5-5-2025 – A critical flaw in the Solana blockchain’s ZK ElGamal Proof program, which underpins the secure handling of Token-2022 confidential transfers, was swiftly addressed in a coordinated response by engineers and security experts, ensuring no funds were compromised. On 16 April 2025, a vigilant report submitted to the Anza Github Security Advisory exposed a vulnerability, accompanied by a proof of concept. This flaw, confined to the ZK ElGamal Proof program, could have allowed a skilled attacker to craft fraudulent proofs, potentially enabling unauthorised actions such as minting unlimited tokens or siphoning funds from accounts holding Token-2022 confidential tokens.
The issue stemmed from an oversight in the program’s implementation of the Fiat-Shamir Transformation, a method used to generate non-interactive zero-knowledge proofs. Certain algebraic components were omitted from a crucial hash function, undermining the integrity of the proof verification process. Fortunately, no exploits were detected, and engineers from Anza, Firedancer, and Jito promptly mobilised to assess the vulnerability. Their analysis confirmed the potential for constructing invalid proofs that the system would erroneously accept as legitimate.
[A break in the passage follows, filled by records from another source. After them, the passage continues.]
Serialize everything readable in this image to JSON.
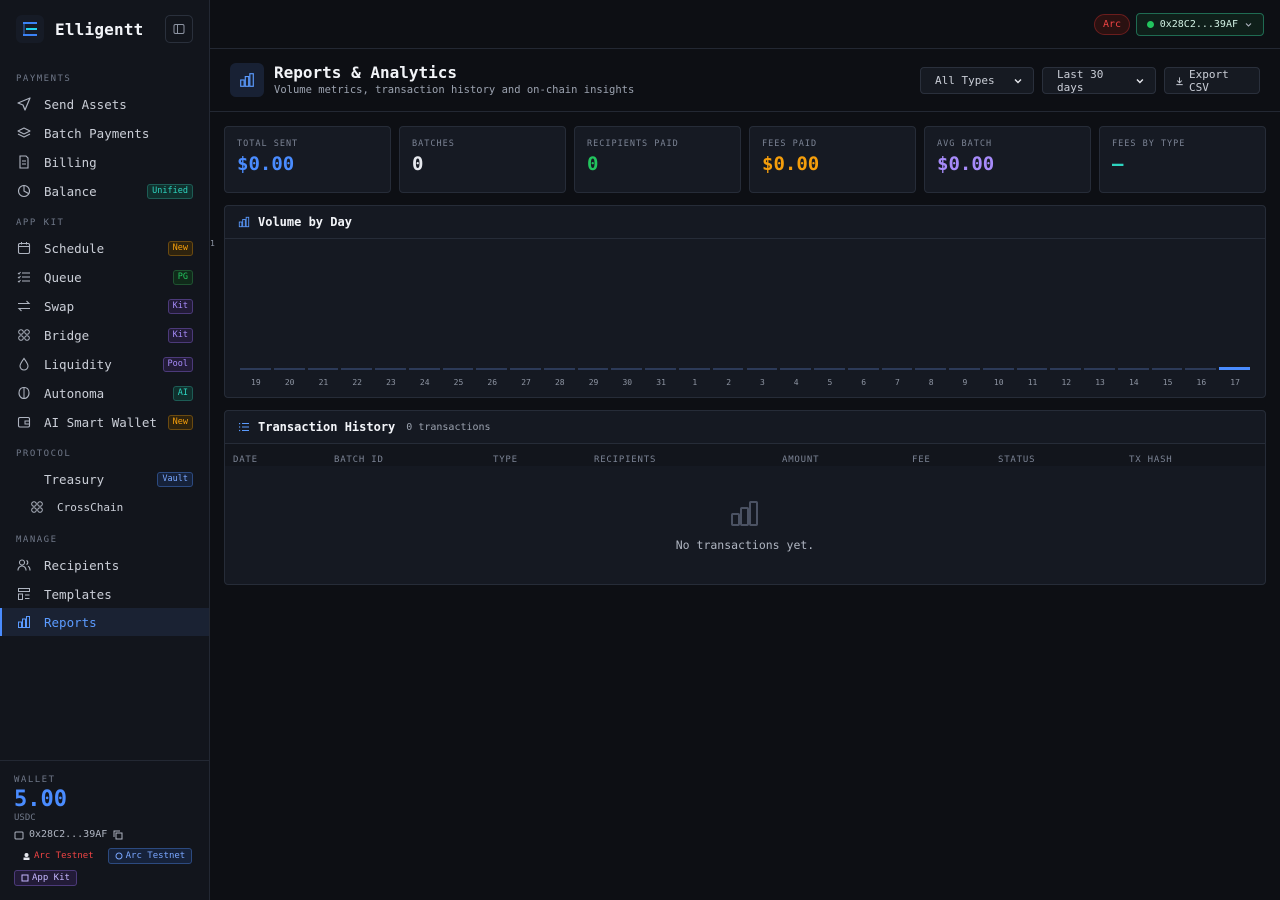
{
  "app": {
    "name": "Elligentt"
  },
  "sidebar": {
    "sections": {
      "payments": "PAYMENTS",
      "app_kit": "APP KIT",
      "protocol": "PROTOCOL",
      "manage": "MANAGE"
    },
    "items": [
      {
        "label": "Send Assets",
        "icon": "send-icon"
      },
      {
        "label": "Batch Payments",
        "icon": "layers-icon"
      },
      {
        "label": "Billing",
        "icon": "document-icon"
      },
      {
        "label": "Balance",
        "icon": "pie-icon",
        "badge": "Unified"
      },
      {
        "label": "Schedule",
        "icon": "calendar-icon",
        "badge": "New"
      },
      {
        "label": "Queue",
        "icon": "list-check-icon",
        "badge": "PG"
      },
      {
        "label": "Swap",
        "icon": "swap-icon",
        "badge": "Kit"
      },
      {
        "label": "Bridge",
        "icon": "bridge-icon",
        "badge": "Kit"
      },
      {
        "label": "Liquidity",
        "icon": "droplet-icon",
        "badge": "Pool"
      },
      {
        "label": "Autonoma",
        "icon": "bot-icon",
        "badge": "AI"
      },
      {
        "label": "AI Smart Wallet",
        "icon": "wallet-icon",
        "badge": "New"
      },
      {
        "label": "Treasury",
        "badge": "Vault"
      },
      {
        "label": "CrossChain",
        "icon": "crosschain-icon"
      },
      {
        "label": "Recipients",
        "icon": "users-icon"
      },
      {
        "label": "Templates",
        "icon": "template-icon"
      },
      {
        "label": "Reports",
        "icon": "chart-icon"
      }
    ],
    "wallet": {
      "label": "WALLET",
      "amount": "5.00",
      "unit": "USDC",
      "address": "0x28C2...39AF",
      "chips": [
        "Arc Testnet",
        "Arc Testnet",
        "App Kit"
      ]
    }
  },
  "topbar": {
    "network": "Arc",
    "address": "0x28C2...39AF"
  },
  "page": {
    "title": "Reports & Analytics",
    "subtitle": "Volume metrics, transaction history and on-chain insights",
    "filter_type": "All Types",
    "filter_range": "Last 30 days",
    "export": "Export CSV"
  },
  "stats": [
    {
      "label": "TOTAL SENT",
      "value": "$0.00",
      "color": "#4a8cff"
    },
    {
      "label": "BATCHES",
      "value": "0",
      "color": "#e6e8ee"
    },
    {
      "label": "RECIPIENTS PAID",
      "value": "0",
      "color": "#22c55e"
    },
    {
      "label": "FEES PAID",
      "value": "$0.00",
      "color": "#f59e0b"
    },
    {
      "label": "AVG BATCH",
      "value": "$0.00",
      "color": "#a78bfa"
    },
    {
      "label": "FEES BY TYPE",
      "value": "—",
      "color": "#2dd4bf"
    }
  ],
  "chart_data": {
    "type": "bar",
    "title": "Volume by Day",
    "ymax_label": "1",
    "categories": [
      "19",
      "20",
      "21",
      "22",
      "23",
      "24",
      "25",
      "26",
      "27",
      "28",
      "29",
      "30",
      "31",
      "1",
      "2",
      "3",
      "4",
      "5",
      "6",
      "7",
      "8",
      "9",
      "10",
      "11",
      "12",
      "13",
      "14",
      "15",
      "16",
      "17"
    ],
    "values": [
      0,
      0,
      0,
      0,
      0,
      0,
      0,
      0,
      0,
      0,
      0,
      0,
      0,
      0,
      0,
      0,
      0,
      0,
      0,
      0,
      0,
      0,
      0,
      0,
      0,
      0,
      0,
      0,
      0,
      0
    ],
    "highlight_last": true
  },
  "history": {
    "title": "Transaction History",
    "count": "0 transactions",
    "columns": [
      "DATE",
      "BATCH ID",
      "TYPE",
      "RECIPIENTS",
      "AMOUNT",
      "FEE",
      "STATUS",
      "TX HASH"
    ],
    "empty": "No transactions yet."
  }
}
By 17 April, at 18:00 UTC, the Solana Foundation and Jito teams began directly contacting validator operators to distribute a meticulously crafted patch. However, later that evening, at around 23:00 UTC, a second vulnerability in a related section of the codebase was uncovered, necessitating an additional patch. Both fixes underwent rigorous scrutiny by leading security firms—Asymmetric Research, Neodyme, and OtterSec—ensuring their robustness. By 20:00 UTC on 18 April, a supermajority of the network’s stake had adopted the patches, and at 21:01 UTC, the resolution was publicly announced via Discord. The Solana cluster now operates with fully patched versions, including Agave (v2.1.21 and above, v2.2.11 and above), Jito-Solana (v2.1.21-jito and above, v2.2.11-jito and above), and Firedancer (v0.411.20121 and above).
The Token-2022 program, which manages the core logic for token mints and accounts, remained unaffected and required no updates. Prior audits of the ZK ElGamal Proof program, combined with the swift response and thorough review of the patches, have restored confidence in the system’s security. With the network now fortified and no evidence of exploitation, the Solana ecosystem continues to operate securely, safeguarding all funds.